Eigentlich hatte sich der in Vermont hausende Musiker auf digitale Filmproduktion fokussiert und studierte an der Filmhochschule am Burlington College. Nachdem erste Tourneen an der Seite von Tiny Moving Parts, La Dispute und Thrice aber zeigten, dass sein Emo-HipHop über alle Genregrenzen hinweg funktioniert, entschied er sich kurzerhand dazu, das Filmemachen an den Nagel zu hängen.

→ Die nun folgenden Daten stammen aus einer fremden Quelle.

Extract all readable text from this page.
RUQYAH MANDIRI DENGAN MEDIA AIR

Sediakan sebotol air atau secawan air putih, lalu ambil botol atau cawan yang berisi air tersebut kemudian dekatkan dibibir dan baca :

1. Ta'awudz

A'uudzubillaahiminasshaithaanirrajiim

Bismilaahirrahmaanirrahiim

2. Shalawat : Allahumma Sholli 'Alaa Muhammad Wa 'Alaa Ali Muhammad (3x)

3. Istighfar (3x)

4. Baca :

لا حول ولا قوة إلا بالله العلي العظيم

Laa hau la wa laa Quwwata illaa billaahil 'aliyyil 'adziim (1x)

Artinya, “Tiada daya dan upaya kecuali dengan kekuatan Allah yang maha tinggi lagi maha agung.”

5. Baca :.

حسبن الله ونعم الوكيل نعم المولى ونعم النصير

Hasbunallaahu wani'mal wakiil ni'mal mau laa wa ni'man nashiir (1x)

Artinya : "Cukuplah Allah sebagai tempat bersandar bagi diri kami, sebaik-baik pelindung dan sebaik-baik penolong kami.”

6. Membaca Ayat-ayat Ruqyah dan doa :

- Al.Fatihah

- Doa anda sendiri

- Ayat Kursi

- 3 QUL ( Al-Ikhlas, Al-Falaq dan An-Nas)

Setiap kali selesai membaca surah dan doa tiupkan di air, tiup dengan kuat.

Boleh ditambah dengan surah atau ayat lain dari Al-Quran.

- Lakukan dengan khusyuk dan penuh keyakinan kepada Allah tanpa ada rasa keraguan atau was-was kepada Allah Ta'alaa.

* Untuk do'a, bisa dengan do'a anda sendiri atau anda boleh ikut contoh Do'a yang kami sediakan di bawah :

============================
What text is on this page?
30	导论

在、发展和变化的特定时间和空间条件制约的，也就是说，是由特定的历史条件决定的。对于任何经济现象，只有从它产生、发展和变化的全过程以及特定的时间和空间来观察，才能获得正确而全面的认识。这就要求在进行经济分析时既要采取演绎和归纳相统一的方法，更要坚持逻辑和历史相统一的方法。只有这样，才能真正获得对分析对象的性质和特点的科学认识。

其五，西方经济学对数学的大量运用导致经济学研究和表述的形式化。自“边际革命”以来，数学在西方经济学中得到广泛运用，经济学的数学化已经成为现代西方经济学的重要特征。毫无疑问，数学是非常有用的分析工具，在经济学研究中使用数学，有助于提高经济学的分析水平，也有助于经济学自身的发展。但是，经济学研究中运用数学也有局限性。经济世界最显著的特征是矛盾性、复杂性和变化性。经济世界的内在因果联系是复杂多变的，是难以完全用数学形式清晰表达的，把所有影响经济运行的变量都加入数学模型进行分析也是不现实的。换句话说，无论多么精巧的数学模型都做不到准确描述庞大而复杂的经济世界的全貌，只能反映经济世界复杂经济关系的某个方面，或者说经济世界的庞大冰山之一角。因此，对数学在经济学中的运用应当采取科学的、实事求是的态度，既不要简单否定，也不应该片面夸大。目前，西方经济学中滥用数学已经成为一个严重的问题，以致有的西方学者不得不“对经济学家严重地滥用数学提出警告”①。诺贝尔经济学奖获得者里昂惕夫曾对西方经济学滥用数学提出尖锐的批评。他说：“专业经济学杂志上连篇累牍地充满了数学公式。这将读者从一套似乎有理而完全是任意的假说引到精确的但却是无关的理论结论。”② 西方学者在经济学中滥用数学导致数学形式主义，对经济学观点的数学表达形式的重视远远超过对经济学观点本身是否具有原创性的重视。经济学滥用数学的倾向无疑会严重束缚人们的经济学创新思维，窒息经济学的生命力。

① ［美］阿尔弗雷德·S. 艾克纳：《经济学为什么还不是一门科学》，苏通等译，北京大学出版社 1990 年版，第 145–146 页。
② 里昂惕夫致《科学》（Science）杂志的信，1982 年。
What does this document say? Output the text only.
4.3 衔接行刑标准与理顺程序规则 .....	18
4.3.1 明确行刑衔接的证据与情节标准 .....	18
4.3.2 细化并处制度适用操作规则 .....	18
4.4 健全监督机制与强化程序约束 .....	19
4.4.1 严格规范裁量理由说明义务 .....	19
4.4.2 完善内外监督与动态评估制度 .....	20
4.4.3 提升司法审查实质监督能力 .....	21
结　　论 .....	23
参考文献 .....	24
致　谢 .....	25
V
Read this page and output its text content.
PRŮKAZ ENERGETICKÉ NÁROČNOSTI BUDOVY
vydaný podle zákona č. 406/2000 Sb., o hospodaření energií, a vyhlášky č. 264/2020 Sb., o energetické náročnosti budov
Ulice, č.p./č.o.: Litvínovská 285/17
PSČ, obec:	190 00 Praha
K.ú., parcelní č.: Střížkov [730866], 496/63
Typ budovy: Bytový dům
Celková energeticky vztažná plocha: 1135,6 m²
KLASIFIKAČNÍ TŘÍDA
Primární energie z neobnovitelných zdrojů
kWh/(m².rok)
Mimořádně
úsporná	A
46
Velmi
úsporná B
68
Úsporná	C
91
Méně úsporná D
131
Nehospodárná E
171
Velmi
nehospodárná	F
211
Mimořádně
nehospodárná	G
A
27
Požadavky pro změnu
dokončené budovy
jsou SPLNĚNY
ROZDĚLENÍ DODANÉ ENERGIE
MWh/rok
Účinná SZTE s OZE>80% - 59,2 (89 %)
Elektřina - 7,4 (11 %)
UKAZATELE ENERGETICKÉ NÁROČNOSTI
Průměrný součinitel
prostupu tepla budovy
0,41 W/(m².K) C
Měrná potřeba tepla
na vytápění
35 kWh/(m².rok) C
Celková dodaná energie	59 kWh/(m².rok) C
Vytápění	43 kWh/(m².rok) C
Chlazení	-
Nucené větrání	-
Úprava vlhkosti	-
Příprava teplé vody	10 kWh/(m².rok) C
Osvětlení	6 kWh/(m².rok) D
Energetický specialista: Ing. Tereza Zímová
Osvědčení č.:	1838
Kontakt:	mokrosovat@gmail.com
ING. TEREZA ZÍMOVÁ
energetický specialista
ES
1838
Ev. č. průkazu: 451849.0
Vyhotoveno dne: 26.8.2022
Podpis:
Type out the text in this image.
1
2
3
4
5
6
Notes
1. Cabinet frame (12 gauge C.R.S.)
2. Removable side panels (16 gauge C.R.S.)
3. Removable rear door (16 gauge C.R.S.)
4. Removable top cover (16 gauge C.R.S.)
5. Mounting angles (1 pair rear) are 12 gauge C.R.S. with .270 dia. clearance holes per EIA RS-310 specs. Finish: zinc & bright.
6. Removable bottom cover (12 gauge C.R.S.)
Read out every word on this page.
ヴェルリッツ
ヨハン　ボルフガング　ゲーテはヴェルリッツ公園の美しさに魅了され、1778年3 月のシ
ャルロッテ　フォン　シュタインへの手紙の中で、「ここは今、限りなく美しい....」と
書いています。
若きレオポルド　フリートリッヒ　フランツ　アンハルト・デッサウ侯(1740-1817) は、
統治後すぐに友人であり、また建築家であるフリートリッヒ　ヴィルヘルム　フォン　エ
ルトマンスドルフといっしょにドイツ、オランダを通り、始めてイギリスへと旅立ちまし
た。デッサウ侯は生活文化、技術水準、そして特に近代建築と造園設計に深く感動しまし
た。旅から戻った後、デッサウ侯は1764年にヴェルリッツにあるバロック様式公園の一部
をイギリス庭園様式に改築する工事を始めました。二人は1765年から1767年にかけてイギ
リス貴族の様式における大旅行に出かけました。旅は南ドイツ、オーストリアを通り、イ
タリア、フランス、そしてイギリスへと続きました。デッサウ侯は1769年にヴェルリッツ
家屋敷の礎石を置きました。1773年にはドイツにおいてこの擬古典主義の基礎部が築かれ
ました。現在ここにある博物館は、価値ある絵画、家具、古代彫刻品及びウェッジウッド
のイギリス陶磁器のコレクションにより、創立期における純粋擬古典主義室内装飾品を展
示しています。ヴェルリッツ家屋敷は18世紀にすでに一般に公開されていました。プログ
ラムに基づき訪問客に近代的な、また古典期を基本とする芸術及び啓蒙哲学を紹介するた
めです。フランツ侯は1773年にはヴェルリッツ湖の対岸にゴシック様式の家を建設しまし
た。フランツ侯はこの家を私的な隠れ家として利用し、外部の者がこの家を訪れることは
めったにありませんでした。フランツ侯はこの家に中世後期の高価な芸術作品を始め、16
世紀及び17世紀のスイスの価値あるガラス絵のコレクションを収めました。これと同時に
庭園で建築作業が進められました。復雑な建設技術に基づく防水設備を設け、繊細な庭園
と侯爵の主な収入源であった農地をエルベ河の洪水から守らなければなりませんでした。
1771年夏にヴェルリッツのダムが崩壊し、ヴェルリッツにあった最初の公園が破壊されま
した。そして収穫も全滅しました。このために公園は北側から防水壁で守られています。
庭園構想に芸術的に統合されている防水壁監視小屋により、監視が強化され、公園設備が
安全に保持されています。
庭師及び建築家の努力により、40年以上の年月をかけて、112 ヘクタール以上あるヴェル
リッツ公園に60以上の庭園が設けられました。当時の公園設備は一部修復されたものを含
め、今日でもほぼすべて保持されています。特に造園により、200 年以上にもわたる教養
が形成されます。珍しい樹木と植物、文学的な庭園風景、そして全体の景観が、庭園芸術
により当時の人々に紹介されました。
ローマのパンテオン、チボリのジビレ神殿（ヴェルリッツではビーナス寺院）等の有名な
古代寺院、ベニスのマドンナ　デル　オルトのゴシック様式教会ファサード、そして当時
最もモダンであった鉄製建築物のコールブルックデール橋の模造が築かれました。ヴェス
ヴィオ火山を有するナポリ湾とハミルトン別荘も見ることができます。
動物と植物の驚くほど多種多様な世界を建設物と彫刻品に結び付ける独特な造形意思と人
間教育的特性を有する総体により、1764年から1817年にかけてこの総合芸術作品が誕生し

Was als Fehltritt hätte enden können, entpuppte sich spätestens dann als die richtige Entscheidung, als im Oktober letzten Jahres sein Debüt „Reaper“ erschien. Das Album beschwörte Nostalgie und die glorreichen Tage des Emo-Punk herauf, ohne diesen Sound zu kopieren. Zwar basierte alles auf den konventionellen Instrumentierungen des Genres, allerdings vermählte nothing,nowhere. einen Großteil seiner Songs mit poppigen HipHop-Beats. Lobeshymnen der New York Times beschrieben sein Debüt als „eines der vielversprechendsten Popalben des Jahres.“

Schon sechs Monate später erscheint nun der Nachfolger.
Dass er sich als Veröffentlichungsdatum für sein bevorstehendes Album „Ruiner“ den im Volksglauben Unheil verheißenden Freitag den 13. aussuchte, war dabei garantiert kein Zufall. „Ruiner“ ist, wie auch sein Vorgänger, eine Erforschung von Mulherins depressiver Gedankenwelt, seiner Lebensangst und in den düstersten Momenten sogar Suizidgedanken. Zeilen wie „I can never be someone else’s remedy“ in „Rejecter“ wirken jedoch nie selbstbemitleidend, sondern bloß schonungslos ehrlich. Während manche Songs wie „Better“ eher poppige Gitarren aufweisen, überraschen „Hammer“ und „Changer“ durch kommerzielle Basslines, die von griffigem Rap stabilisiert werden. Egal, welchem Ansatz er sich gerade hingibt – lyrisch bleibt der junge Sänger konstant bedächtig, düster und eine starke Stimme für Menschen, die an psychischen Krankheiten leiden.

nothing,nowhere.’s unverhüllte und authentische Art kann im Oktober erstmals auch hierzulande live erlebt werden, nachdem sich in anderen Ländern bereits um seine Präsenz gerissen wird: Seine Londoner Headline-Show ist ausverkauft, und auch beim Chicagoer Lollapalooza legt der amerikanische Sänger eine Stippvisite ein.